Mr. Muzzo’s case is just one example of the relative tolerance with which the Canadian justice system treats the decision to drive impaired. That he has the court’s permission to get behind the wheel again at all speaks to the absurd leniency of a system that seems imprudently focused on recidivism. Indeed, Mr. Muzzo will have to get caught driving drunk a couple more times to potentially earn himself a lifetime ban on driving (even though he has previously admitted to driving impaired “a small handful of times”).
And yet, the family left behind – in this case, Jennifer Neville-Lake, who lost both her father and her children, and Edward Lake, the children’s father – has had no reprieve from the name “Marco Muzzo” since the day of the collision. In theory, the 10-year sentence handed down by Ontario Superior Court Justice Michelle Fuerst in March, 2016, would have offered the family some time away from the system to grieve. In practice, it was less than three years before the parents were back before the justice system, testifying to their grief during Mr. Muzzo’s first application for parole in November, 2018.
The parole board denied that request, citing Mr. Muzzo’s “lack of understanding on the issue of impairment” (he told the board he thought he would need to consume eight or nine drinks to consider himself impaired), his lack of transparency over a previous incident of binge drinking that involved an altercation with police, as well as the need for him to participate in addiction programs while in prison. Mr. Muzzo has since had about a year and a half to work on his answers. No doubt he’ll have the correct ones by the time April comes around.

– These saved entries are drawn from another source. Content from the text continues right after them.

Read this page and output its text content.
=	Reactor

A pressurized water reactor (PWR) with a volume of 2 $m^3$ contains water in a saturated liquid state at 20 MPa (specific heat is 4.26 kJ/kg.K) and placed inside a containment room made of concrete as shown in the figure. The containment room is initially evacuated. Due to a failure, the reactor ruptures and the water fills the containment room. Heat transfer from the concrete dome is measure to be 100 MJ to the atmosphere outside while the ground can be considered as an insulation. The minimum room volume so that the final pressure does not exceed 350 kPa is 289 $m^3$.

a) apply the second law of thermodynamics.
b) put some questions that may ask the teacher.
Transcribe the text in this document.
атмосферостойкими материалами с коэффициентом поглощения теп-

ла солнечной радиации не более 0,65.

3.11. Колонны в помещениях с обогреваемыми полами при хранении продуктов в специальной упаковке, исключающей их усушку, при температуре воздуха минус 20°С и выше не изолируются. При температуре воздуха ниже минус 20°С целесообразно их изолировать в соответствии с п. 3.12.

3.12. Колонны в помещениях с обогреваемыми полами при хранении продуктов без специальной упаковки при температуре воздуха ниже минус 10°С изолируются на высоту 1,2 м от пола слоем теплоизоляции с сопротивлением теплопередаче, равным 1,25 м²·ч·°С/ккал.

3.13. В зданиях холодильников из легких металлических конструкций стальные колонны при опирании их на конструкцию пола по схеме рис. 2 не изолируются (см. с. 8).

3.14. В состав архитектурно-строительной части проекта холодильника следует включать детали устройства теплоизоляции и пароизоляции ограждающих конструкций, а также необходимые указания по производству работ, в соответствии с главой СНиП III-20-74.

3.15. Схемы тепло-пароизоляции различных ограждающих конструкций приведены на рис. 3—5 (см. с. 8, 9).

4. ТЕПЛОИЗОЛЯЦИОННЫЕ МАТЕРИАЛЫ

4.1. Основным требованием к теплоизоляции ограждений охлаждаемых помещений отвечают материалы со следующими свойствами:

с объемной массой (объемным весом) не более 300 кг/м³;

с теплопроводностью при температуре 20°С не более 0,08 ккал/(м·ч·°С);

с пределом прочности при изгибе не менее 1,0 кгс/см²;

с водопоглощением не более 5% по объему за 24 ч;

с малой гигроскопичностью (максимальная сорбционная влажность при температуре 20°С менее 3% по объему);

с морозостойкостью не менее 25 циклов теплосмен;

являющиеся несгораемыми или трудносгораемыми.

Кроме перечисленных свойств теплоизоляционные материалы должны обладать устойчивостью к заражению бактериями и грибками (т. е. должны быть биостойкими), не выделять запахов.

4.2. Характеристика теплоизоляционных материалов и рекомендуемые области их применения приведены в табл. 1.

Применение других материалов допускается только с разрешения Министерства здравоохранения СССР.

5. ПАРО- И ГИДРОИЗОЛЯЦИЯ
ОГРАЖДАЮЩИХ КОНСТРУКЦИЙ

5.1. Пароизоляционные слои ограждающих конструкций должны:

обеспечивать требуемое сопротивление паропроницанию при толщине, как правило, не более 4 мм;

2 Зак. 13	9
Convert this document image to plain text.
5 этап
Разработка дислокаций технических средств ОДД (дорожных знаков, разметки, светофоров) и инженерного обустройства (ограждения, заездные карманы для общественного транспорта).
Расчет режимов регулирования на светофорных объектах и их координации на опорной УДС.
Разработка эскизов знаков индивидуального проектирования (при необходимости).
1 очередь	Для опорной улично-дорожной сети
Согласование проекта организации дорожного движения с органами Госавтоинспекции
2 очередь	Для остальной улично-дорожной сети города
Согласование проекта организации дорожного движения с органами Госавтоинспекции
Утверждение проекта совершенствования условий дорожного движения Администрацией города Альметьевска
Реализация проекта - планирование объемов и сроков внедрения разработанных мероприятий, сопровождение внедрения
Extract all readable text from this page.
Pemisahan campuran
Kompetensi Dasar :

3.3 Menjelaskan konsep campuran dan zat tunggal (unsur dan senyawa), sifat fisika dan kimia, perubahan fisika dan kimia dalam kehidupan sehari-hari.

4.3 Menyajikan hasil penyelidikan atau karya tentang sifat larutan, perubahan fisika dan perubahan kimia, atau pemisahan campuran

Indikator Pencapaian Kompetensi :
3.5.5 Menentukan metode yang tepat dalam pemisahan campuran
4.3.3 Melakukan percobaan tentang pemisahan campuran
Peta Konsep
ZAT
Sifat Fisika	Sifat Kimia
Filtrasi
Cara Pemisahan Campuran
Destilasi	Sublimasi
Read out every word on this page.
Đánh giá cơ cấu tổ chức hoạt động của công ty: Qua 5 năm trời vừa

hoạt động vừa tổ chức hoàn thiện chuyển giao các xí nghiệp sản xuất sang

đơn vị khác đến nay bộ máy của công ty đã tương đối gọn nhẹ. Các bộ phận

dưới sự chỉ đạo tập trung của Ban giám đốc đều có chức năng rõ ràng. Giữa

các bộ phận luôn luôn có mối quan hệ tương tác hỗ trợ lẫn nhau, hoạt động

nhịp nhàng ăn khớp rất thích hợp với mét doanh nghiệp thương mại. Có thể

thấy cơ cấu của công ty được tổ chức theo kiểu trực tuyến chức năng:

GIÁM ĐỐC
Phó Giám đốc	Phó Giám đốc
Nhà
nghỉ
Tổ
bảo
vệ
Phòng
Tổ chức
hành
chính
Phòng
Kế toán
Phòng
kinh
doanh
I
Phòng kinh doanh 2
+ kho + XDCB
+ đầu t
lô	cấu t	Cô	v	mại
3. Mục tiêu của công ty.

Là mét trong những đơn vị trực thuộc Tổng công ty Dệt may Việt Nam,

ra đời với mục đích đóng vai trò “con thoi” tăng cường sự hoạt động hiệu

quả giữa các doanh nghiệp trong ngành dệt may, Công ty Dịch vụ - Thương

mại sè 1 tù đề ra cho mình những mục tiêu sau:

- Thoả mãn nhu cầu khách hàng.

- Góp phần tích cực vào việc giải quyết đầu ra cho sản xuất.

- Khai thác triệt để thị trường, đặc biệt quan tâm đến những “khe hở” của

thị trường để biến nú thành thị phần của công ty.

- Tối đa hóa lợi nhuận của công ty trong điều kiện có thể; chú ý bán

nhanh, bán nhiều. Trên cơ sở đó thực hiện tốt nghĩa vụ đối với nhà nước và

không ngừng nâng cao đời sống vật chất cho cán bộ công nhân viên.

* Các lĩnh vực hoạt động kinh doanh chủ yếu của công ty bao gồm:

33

The Neville-Lake family, meanwhile, is afforded no peace (to the extent to which anyone can find peace after losing a child – let alone three). For the second time since Mr. Muzzo went to prison just a few years ago, the family will have to confront the possibility of the man who took away their children’s lives being released, and again speak before strangers about his devastating impact on their family.
Parole plays an important role in the justice system in terms of rehabilitation and reintegration of offenders into society, but the burden it places on victims’ family members – who usually feel compelled to provide statements or attend hearings – means they are rarely more than a few years away from reliving what is likely the worst moment of their lives. Those families become inadvertent, perpetual casualties of the system.
In 2015, the Conservatives tabled Life Means Life legislation, which would have eliminated the possibility of parole for the perpetrators of some of the most heinous crimes (the bill died when a federal election was called). Critics of the proposed law decried it as merely an election nugget, which it probably was, as well as rather pointless, which it mostly was, since the most vicious of offenders (those convicted of first-degree murder involving sexual assault or kidnapping, for example) often don’t get parole anyway. But the small, if meaningful, material effect of the change would have been to spare victims’ families from having to endure the parole process, which can be retraumatizing and excruciatingly difficult.
That legislation wouldn’t have applied to Mr. Muzzo, but it did serve to highlight the very real impact that parole hearings have on families, which is something that is often overlooked when we talk about rehabilitation and reintegration of offenders. The Neville-Lake family has already endured one of the worst things humans can experience. It seems doubly cruel that, every couple of years, the justice system would call them in to speak to it again.